BRODIE: So how did your admiration maybe or appreciation for them evolve? Was it just a matter of doing this kind of work over a certain amount of time?
GILBY: Pretty much, yeah. I had never been to Africa. I had never, I don’t think I’d ever. never even seen a chimp in a zoo. As I said, I was just fascinated with animal behavior, social behavior in general.
And so I had the opportunity to do this as a graduate student. And I went to Gombe first in 1999, and it changed my life. And I’ve gone back basically every year since.
BRODIE: What did you know of Jane Goodall’s work before that first trip to Tanzania?
GILBY: Only as much as the sort of scientifically literate public knew. I’d seen all the documentaries, and I knew the general story. And in particular, her pioneering ideas that animals aren’t sort of robots, that they’re individuals with personalities and variation in their personalities. And which is obviously something now that seems very obvious to us all, but back then, animals were thought to be just sort of reactionary beings that didn’t really have any personality.
BRODIE: Do you see what you’re doing in some ways of continuing her work?
GILBY: As much as anybody can continue. I mean, I’ve been asked that before. She can’t be replaced. There’s no way. But her work recently, since the mid-’80s, had been more conservation-based, essentially saving the planet. And so in that sense, there’s no way we could even begin to continue. So we do our best. We try to build on what she started, essentially.
BRODIE: So why do you think it’s important? Like, what do we learn about maybe ourselves? What do we learn about the planet by studying chimpanzees and their behavior and how they interact with each other and themselves?
GILBY: There are so many reasons why we study chimpanzees. I mean, for me, honestly, it’s because I just find them fascinating. But they are a keystone species. So studying them, saving them saves critical habitat, right?
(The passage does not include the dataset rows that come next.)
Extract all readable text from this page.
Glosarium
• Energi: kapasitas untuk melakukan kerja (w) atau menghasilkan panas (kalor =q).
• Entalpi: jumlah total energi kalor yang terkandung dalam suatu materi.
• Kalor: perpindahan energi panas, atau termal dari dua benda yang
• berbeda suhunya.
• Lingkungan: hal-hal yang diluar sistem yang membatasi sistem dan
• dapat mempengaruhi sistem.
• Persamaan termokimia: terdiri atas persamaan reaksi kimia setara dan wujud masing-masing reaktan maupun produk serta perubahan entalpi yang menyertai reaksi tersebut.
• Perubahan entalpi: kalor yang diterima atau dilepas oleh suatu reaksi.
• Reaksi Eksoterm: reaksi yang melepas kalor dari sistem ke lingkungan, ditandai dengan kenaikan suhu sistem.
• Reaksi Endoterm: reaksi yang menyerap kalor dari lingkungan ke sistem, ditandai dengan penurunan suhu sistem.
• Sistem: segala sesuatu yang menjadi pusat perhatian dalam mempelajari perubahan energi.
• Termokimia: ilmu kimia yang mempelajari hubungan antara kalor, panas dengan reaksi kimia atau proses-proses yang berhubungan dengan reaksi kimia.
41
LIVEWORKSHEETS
It’s been shown that sites with research stations are much more likely to persist than sites that aren’t protected in any way.
From a planetary perspective, again, understanding how animals interact with their environment and their ecosystem and what’s important to them is, regardless of what species it is, it’s really important to know.
From an anthropological perspective, chimpanzees are one of our two closest living relatives. And so we use them to sort of provide clues to what the behavior of the last common ancestor of humans and apes was like.
BRODIE: What have we learned recently? What kind of research are you and others doing using this data now? And maybe what are some of the things that we’re finding out recently?
GILBY: So some of our recent work, we’ve looked at the form and function and development of male social bonds. So let’s call them friendships. Basically, you have pairs of males who spend a lot of time together, grooming one another all the time, and supporting each other in conflicts with others.
And this was one of the things that Jane witnessed early on and suspected that there was some sort of value to these relationships. And now, 65 years later, we’re able to test that hypothesis. And sure enough, we found that pairs of males who have strong social bonds are more likely to rise higher in the dominance hierarchy. They’re more likely to sire offspring for males of that rank. And these bonds do essentially last for — they can last for decades.
BRODIE: So when you think about what’s in all of these filing cabinets and what’s in the scanned documents that you have, what do you think about sort of the body of work overall? What comes to mind for you about its significance, its importance, its maybe interest to you and other folks who do what you do?
GILBY: I mean, this is literally a unique resource that’s unmatched. There are many other very strong, very good long-term chimpanzee projects, which I’ve actually also worked on as well. But this is sort of the iconic, original one, the longest running one. So it’s symbolic, in a way, as well as being incredibly valuable.